A new coding benchmark called DeepSWE launched in late May 2026 and immediately revealed a gap the standard tests miss: GPT-5.5 leads Claude Opus by 16 points on real long-horizon software engineering tasks.
The result complicates the prevailing narrative. On conventional benchmarks, Claude leads coding — but DeepSWE measures something those tests do not.
What DeepSWE measures differently
DeepSWE tests multi-file, multi-step engineering workflows that take hours, not minutes — closer to how developers actually work. Standard benchmarks like SWE-bench and Terminal-Bench reward short, well-scoped tasks. DeepSWE rewards sustained planning across an extended session.
| Benchmark | Task horizon | Leader |
|---|---|---|
| SWE-bench Pro | Short, scoped | Claude Opus 4.8 |
| Terminal-Bench 2.1 | Short, scoped | Claude Opus 4.8 |
| DeepSWE | Multi-hour, multi-file | GPT-5.5 (+16) |
Why standard benchmarks miss the gap
SWE-bench and Terminal-Bench measure discrete fixes — the kind of task that completes in one reasoning pass. They do not capture whether a model can hold context, replan, and stay coherent across a multi-hour build. A model can top the short-task leaderboards and still drift on extended work.

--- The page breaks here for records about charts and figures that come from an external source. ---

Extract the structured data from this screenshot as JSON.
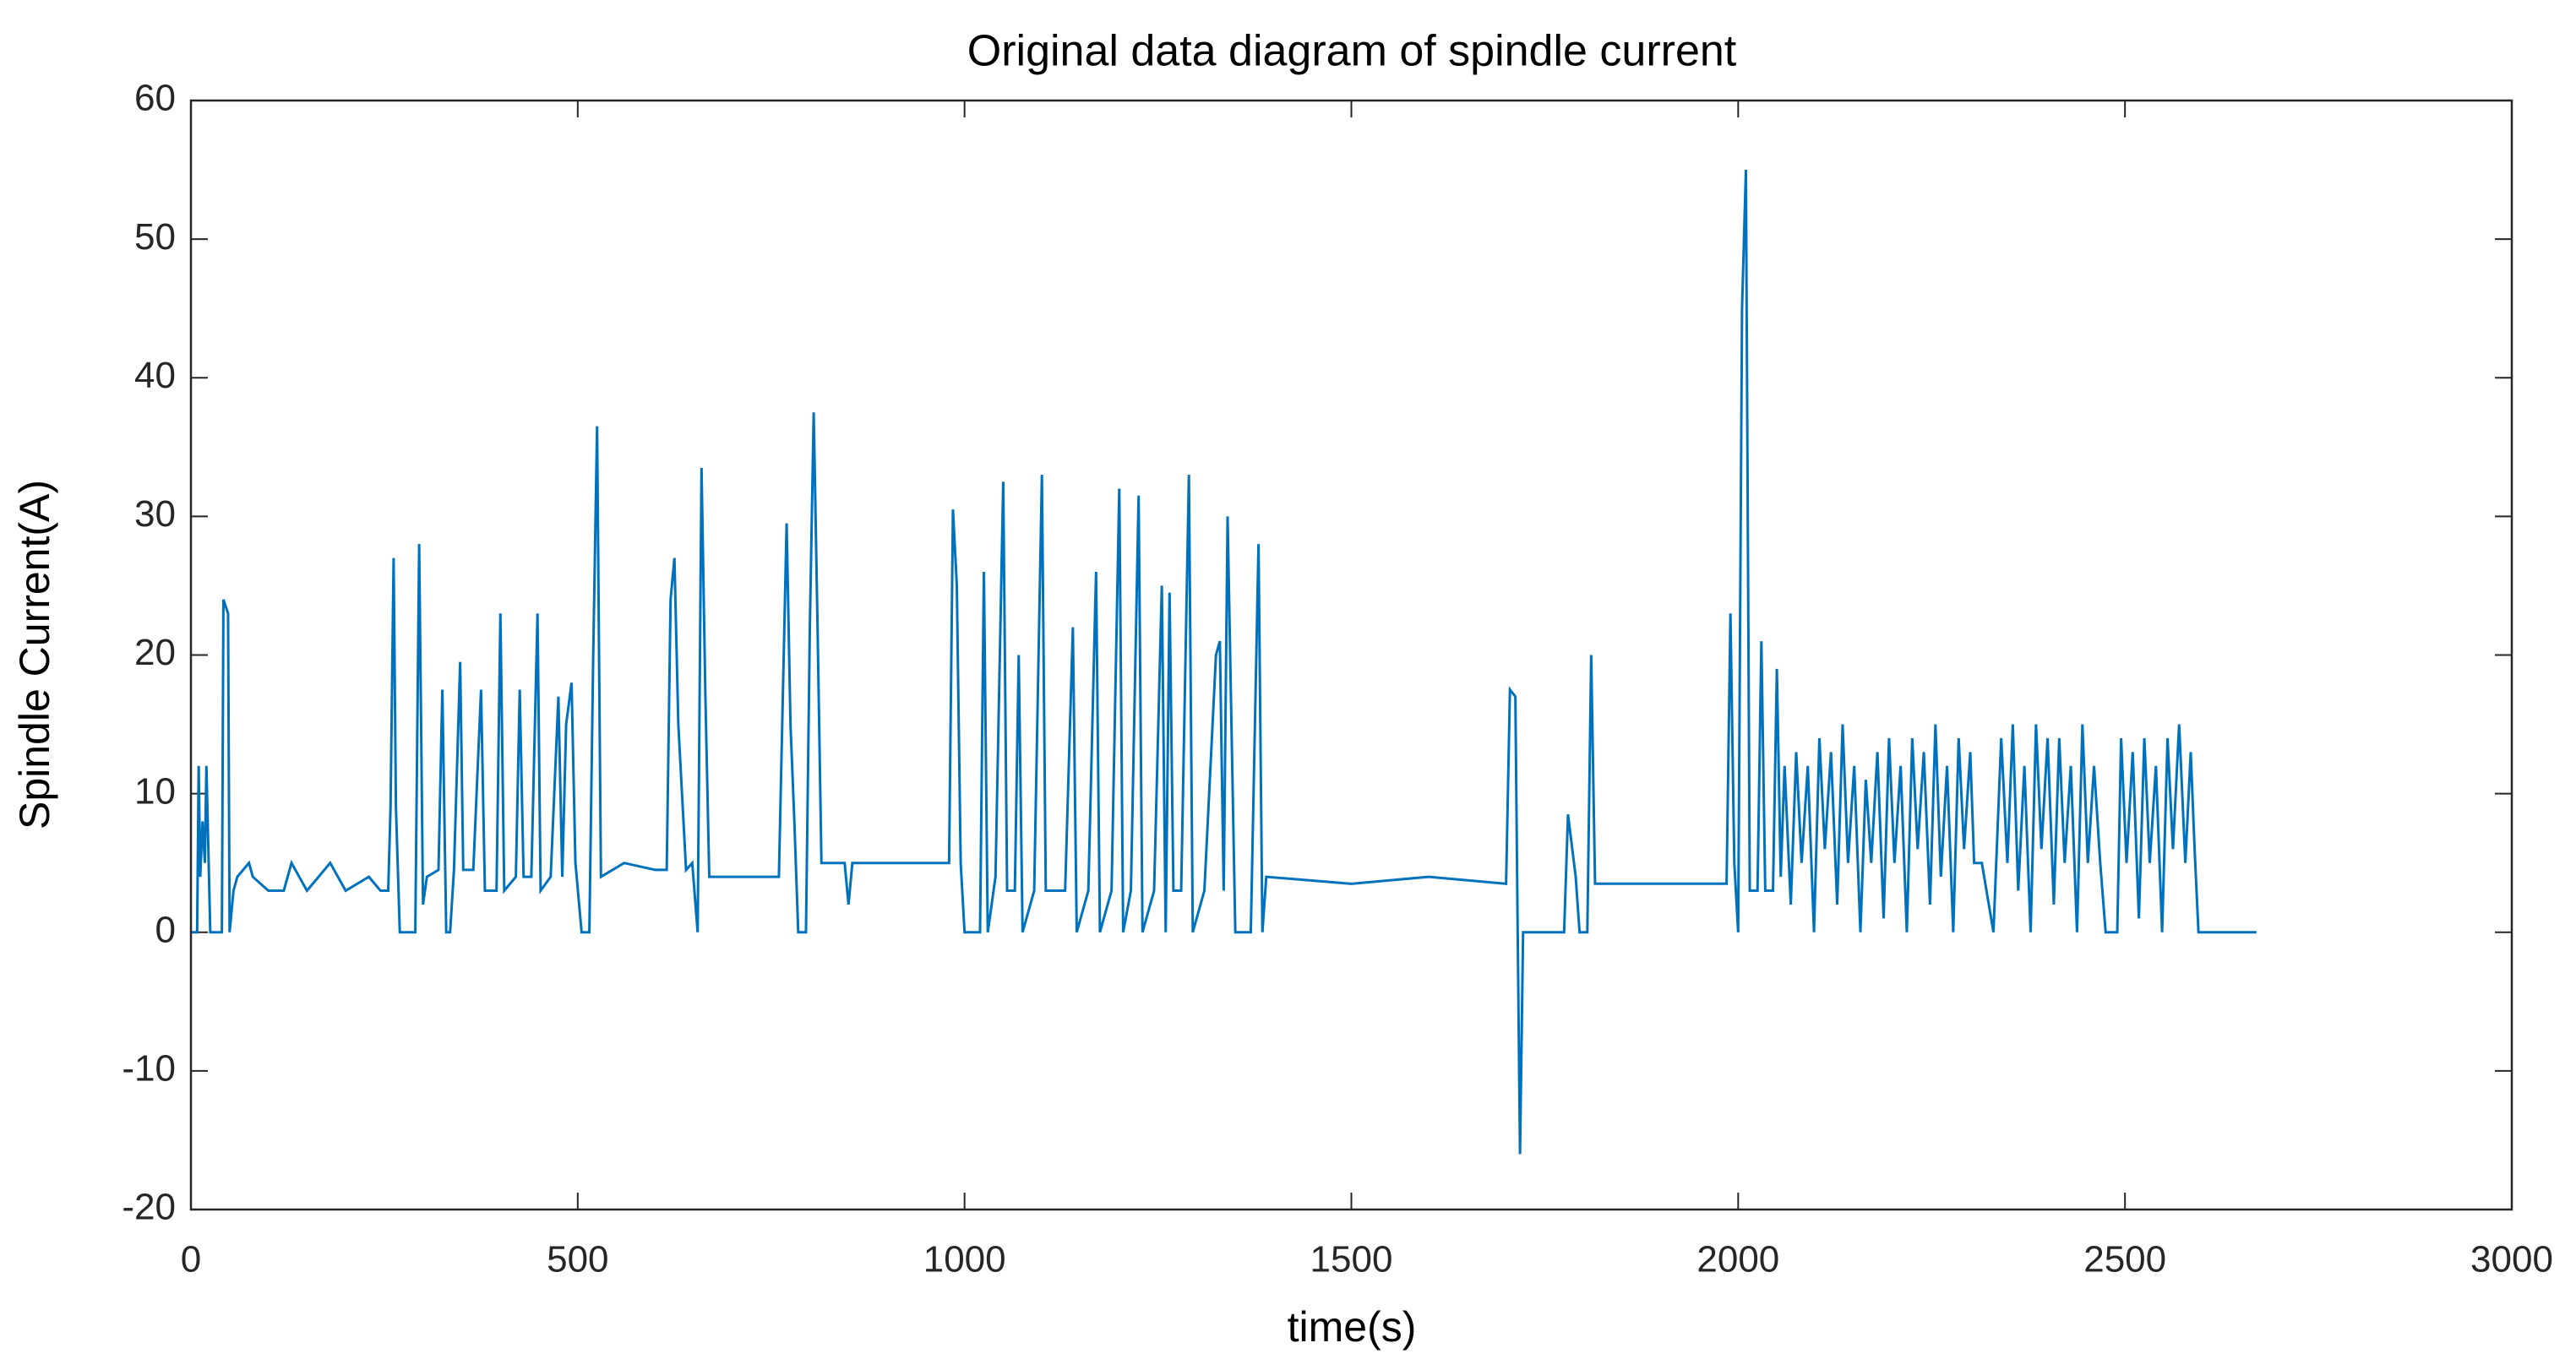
{
  "chart_data": {
    "type": "line",
    "title": "Original data diagram of spindle current",
    "x_label": "time(s)",
    "y_label": "Spindle Current(A)",
    "xlim": [
      0,
      3000
    ],
    "xticks": [
      0,
      500,
      1000,
      1500,
      2000,
      2500,
      3000
    ],
    "ylim": [
      -20,
      60
    ],
    "yticks": [
      -20,
      -10,
      0,
      10,
      20,
      30,
      40,
      50,
      60
    ],
    "grid": false,
    "series": [
      {
        "name": "Spindle Current",
        "color": "#0072bd",
        "x": [
          0,
          8,
          10,
          12,
          15,
          18,
          20,
          25,
          40,
          42,
          48,
          50,
          55,
          60,
          75,
          80,
          100,
          120,
          130,
          140,
          150,
          180,
          200,
          230,
          245,
          255,
          258,
          262,
          265,
          270,
          290,
          295,
          300,
          305,
          320,
          325,
          330,
          335,
          340,
          348,
          352,
          365,
          375,
          380,
          395,
          400,
          405,
          420,
          425,
          430,
          440,
          448,
          452,
          465,
          475,
          480,
          485,
          492,
          497,
          505,
          515,
          520,
          525,
          530,
          560,
          600,
          615,
          620,
          625,
          630,
          640,
          648,
          655,
          660,
          665,
          670,
          700,
          760,
          770,
          775,
          780,
          785,
          795,
          800,
          805,
          810,
          815,
          845,
          850,
          855,
          980,
          985,
          990,
          995,
          1000,
          1020,
          1025,
          1030,
          1040,
          1050,
          1055,
          1065,
          1070,
          1075,
          1090,
          1100,
          1105,
          1130,
          1140,
          1145,
          1160,
          1170,
          1175,
          1190,
          1200,
          1205,
          1215,
          1225,
          1230,
          1245,
          1255,
          1260,
          1265,
          1270,
          1280,
          1290,
          1295,
          1310,
          1325,
          1330,
          1335,
          1340,
          1345,
          1350,
          1370,
          1380,
          1385,
          1390,
          1500,
          1600,
          1700,
          1705,
          1712,
          1715,
          1718,
          1722,
          1775,
          1780,
          1790,
          1795,
          1805,
          1810,
          1815,
          1840,
          1985,
          1990,
          1995,
          2000,
          2005,
          2010,
          2015,
          2025,
          2030,
          2035,
          2045,
          2050,
          2055,
          2060,
          2068,
          2075,
          2082,
          2090,
          2098,
          2105,
          2112,
          2120,
          2128,
          2135,
          2142,
          2150,
          2158,
          2165,
          2172,
          2180,
          2188,
          2195,
          2202,
          2210,
          2218,
          2225,
          2232,
          2240,
          2248,
          2255,
          2262,
          2270,
          2278,
          2285,
          2292,
          2300,
          2305,
          2315,
          2330,
          2340,
          2348,
          2355,
          2362,
          2370,
          2378,
          2385,
          2392,
          2400,
          2408,
          2415,
          2422,
          2430,
          2438,
          2445,
          2452,
          2460,
          2468,
          2475,
          2490,
          2495,
          2502,
          2510,
          2518,
          2525,
          2532,
          2540,
          2548,
          2555,
          2562,
          2570,
          2578,
          2585,
          2590,
          2595,
          2670
        ],
        "values": [
          0,
          0,
          12,
          4,
          8,
          5,
          12,
          0,
          0,
          24,
          23,
          0,
          3,
          4,
          5,
          4,
          3,
          3,
          5,
          4,
          3,
          5,
          3,
          4,
          3,
          3,
          9,
          27,
          9,
          0,
          0,
          28,
          2,
          4,
          4.5,
          17.5,
          0,
          0,
          4.5,
          19.5,
          4.5,
          4.5,
          17.5,
          3,
          3,
          23,
          3,
          4,
          17.5,
          4,
          4,
          23,
          3,
          4,
          17,
          4,
          15,
          18,
          5,
          0,
          0,
          20,
          36.5,
          4,
          5,
          4.5,
          4.5,
          24,
          27,
          15,
          4.5,
          5,
          0,
          33.5,
          17,
          4,
          4,
          4,
          29.5,
          15,
          8,
          0,
          0,
          22,
          37.5,
          22,
          5,
          5,
          2,
          5,
          5,
          30.5,
          25,
          5,
          0,
          0,
          26,
          0,
          4,
          32.5,
          3,
          3,
          20,
          0,
          3,
          33,
          3,
          3,
          22,
          0,
          3,
          26,
          0,
          3,
          32,
          0,
          3,
          31.5,
          0,
          3,
          25,
          0,
          24.5,
          3,
          3,
          33,
          0,
          3,
          20,
          21,
          3,
          30,
          15,
          0,
          0,
          28,
          0,
          4,
          3.5,
          4,
          3.5,
          17.5,
          17,
          0,
          -16,
          0,
          0,
          8.5,
          4,
          0,
          0,
          20,
          3.5,
          3.5,
          3.5,
          23,
          5,
          0,
          45,
          55,
          3,
          3,
          21,
          3,
          3,
          19,
          4,
          12,
          2,
          13,
          5,
          12,
          0,
          14,
          6,
          13,
          2,
          15,
          5,
          12,
          0,
          11,
          5,
          13,
          1,
          14,
          5,
          12,
          0,
          14,
          6,
          13,
          2,
          15,
          4,
          12,
          0,
          14,
          6,
          13,
          5,
          5,
          0,
          14,
          5,
          15,
          3,
          12,
          0,
          15,
          6,
          14,
          2,
          14,
          5,
          12,
          0,
          15,
          5,
          12,
          5,
          0,
          0,
          14,
          5,
          13,
          1,
          14,
          5,
          12,
          0,
          14,
          6,
          15,
          5,
          13,
          6,
          0,
          0
        ]
      }
    ]
  }
}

Short tasks vs long horizons: pick your model
The practical reading is that the two leaders excel at different jobs. Claude Opus 4.8 — whose benchmark gains we covered at release — still leads on shorter, well-defined coding tasks. GPT-5.5’s planning architecture gives it the edge on extended engineering sessions.
- Short, well-scoped fixes: Claude Opus 4.8 leads.
- Multi-hour, multi-file builds: GPT-5.5 leads by 16 points.
Why this benchmark may rewrite the narrative
If long-horizon performance is what matters for real engineering, DeepSWE reframes the GPT-5.5 vs Opus 4.8 debate from “which model codes better” to “which model codes better for how long.” That distinction will shape enterprise model selection more than any single leaderboard.
The actionable step: match the model to the task horizon. Route quick fixes to the short-task leader and long, multi-file builds to the planner — and re-run the comparison as each model ships its next version.